Opinion: Change Is Difficult, But Moving On From Watt May Be Inevitable
- Kelly Anozie

- 6 days ago
- 2 min read

If there is one thing Steelers fans should take from the Myles Garrett trade, it’s that change is inevitable — no player is immune to it. With Mike Tomlin no longer head coach and Mike McCarthy now at the helm, the Steelers’ defensive identity has shifted as well. What was once a unit built around a singular, dominant defensive playmaker has transitioned into a more balanced, assignment‑sound structure.

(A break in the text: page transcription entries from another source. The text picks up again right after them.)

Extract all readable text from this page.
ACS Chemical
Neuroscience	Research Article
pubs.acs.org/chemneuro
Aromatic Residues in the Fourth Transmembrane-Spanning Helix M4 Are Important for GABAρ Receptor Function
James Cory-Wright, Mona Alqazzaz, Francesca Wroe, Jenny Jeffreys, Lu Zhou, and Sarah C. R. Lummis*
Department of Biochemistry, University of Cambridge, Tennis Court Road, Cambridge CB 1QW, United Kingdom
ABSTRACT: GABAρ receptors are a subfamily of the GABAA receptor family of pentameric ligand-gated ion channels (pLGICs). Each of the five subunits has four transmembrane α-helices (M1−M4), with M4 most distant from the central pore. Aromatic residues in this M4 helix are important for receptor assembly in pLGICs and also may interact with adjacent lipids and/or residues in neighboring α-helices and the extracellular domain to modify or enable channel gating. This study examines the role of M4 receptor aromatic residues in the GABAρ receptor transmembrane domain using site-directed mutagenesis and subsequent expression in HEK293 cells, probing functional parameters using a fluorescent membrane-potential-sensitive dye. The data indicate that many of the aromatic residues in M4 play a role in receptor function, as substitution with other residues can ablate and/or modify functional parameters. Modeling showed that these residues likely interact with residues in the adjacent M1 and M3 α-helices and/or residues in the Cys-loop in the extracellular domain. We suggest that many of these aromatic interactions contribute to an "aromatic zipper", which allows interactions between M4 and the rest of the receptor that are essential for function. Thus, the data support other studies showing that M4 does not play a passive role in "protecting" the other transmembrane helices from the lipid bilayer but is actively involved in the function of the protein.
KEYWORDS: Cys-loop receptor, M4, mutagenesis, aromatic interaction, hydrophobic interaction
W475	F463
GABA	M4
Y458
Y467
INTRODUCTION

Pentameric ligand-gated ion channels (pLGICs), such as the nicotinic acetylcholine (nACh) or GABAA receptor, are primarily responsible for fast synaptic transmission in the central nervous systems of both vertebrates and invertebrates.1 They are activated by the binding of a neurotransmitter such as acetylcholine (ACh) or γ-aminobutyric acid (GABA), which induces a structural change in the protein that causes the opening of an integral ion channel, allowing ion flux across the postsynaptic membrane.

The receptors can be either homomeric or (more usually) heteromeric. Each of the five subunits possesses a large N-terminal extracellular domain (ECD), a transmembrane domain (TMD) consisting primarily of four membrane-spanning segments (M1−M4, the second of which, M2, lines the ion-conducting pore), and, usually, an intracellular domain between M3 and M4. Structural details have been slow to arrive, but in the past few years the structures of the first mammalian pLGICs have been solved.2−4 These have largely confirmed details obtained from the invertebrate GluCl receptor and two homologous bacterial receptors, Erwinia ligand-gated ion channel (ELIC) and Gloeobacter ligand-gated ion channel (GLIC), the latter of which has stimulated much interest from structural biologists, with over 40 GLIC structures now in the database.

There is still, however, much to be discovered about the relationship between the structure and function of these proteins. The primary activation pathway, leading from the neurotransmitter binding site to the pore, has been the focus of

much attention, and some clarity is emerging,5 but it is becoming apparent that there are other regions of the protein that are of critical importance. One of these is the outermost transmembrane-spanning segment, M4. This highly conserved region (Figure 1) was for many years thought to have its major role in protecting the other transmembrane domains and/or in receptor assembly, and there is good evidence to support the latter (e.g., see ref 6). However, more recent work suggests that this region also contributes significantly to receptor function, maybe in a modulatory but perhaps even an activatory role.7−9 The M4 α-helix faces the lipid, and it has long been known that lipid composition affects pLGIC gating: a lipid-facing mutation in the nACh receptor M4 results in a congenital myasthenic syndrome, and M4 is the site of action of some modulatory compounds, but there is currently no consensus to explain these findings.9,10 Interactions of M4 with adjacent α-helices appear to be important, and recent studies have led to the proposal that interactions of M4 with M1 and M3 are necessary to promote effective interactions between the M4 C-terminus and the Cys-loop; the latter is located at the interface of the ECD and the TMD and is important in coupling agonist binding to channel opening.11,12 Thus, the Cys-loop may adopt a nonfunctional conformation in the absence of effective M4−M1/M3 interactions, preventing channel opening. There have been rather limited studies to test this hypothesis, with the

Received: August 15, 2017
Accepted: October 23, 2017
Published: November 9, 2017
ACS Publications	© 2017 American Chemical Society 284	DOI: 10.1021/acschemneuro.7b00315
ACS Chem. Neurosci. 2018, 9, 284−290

Now we get to the elephant in the room: Trent Jordan Watt, one of the greatest players ever to wear a Steelers uniform. He elevated the defense at a time when it desperately needed a game‑breaker — a force multiplier, a fan favorite, a once‑in‑a‑generation talent. But even legends eventually collide with the realities of roster construction.
We’ve seen Watt’s decline in real time, with last season arguably the worst of his career. Under normal circumstances, this wouldn’t be a crisis. But the team re‑signed him to one of the highest‑paid non‑QB contracts in NFL history last summer. If his production matched the price tag, this conversation wouldn’t exist. Unfortunately, it hasn’t — and now with linebacker Herbig given a healthy contract extension, they still have Joey Porter Jr. to keep in the fold.
The truth is simple: keeping both Porter Jr. and Herbig long‑term requires financial clarity, and Watt’s deal is the single biggest obstacle. Porter already plays like a franchise corner, and Herbig is emerging as a legitimate starting‑caliber edge with real upside. Both will command significant money when their rookie deals expire, and Pittsburgh cannot afford to repeat the mistake of over‑concentrating cap space at one position group, even if it's possible to keep him, Herbig, and Alex Highsmith. Moving Watt opens the financial runway to secure two young defenders who align with the team’s future timeline rather than clinging to a veteran whose peak may no longer match the next competitive window.
There’s also the structural issue: you simply cannot pay three edge rushers top‑tier money in today’s NFL. Alex Highsmith is already locked in, Herbig is trending toward a major role, and Porter represents the type of cornerstone defender you build around for a decade. Keeping Watt forces the Steelers into a lopsided roster construction that squeezes out depth, flexibility, and the ability to retain emerging talent.
Sentimentally, it’s easy to say “keep Watt and let the chips fall where they may” with Porter. But the reality is harsher. Letting Watt go — difficult as it may be — is the only path that preserves the balance needed to maintain a sustainable defensive core. Under the McCarthy regime, the Steelers are clearly shifting toward a youth‑driven defensive nucleus, and Porter and Herbig are central to that evolution.
Watt’s contract, age, and timeline simply don’t match the direction of the team. As painful as the decision may be, it’s essential if Pittsburgh wants to keep its emerging stars, reshape the defense around players entering their prime, and avoid being trapped by a contract that no longer fits the philosophy or the future.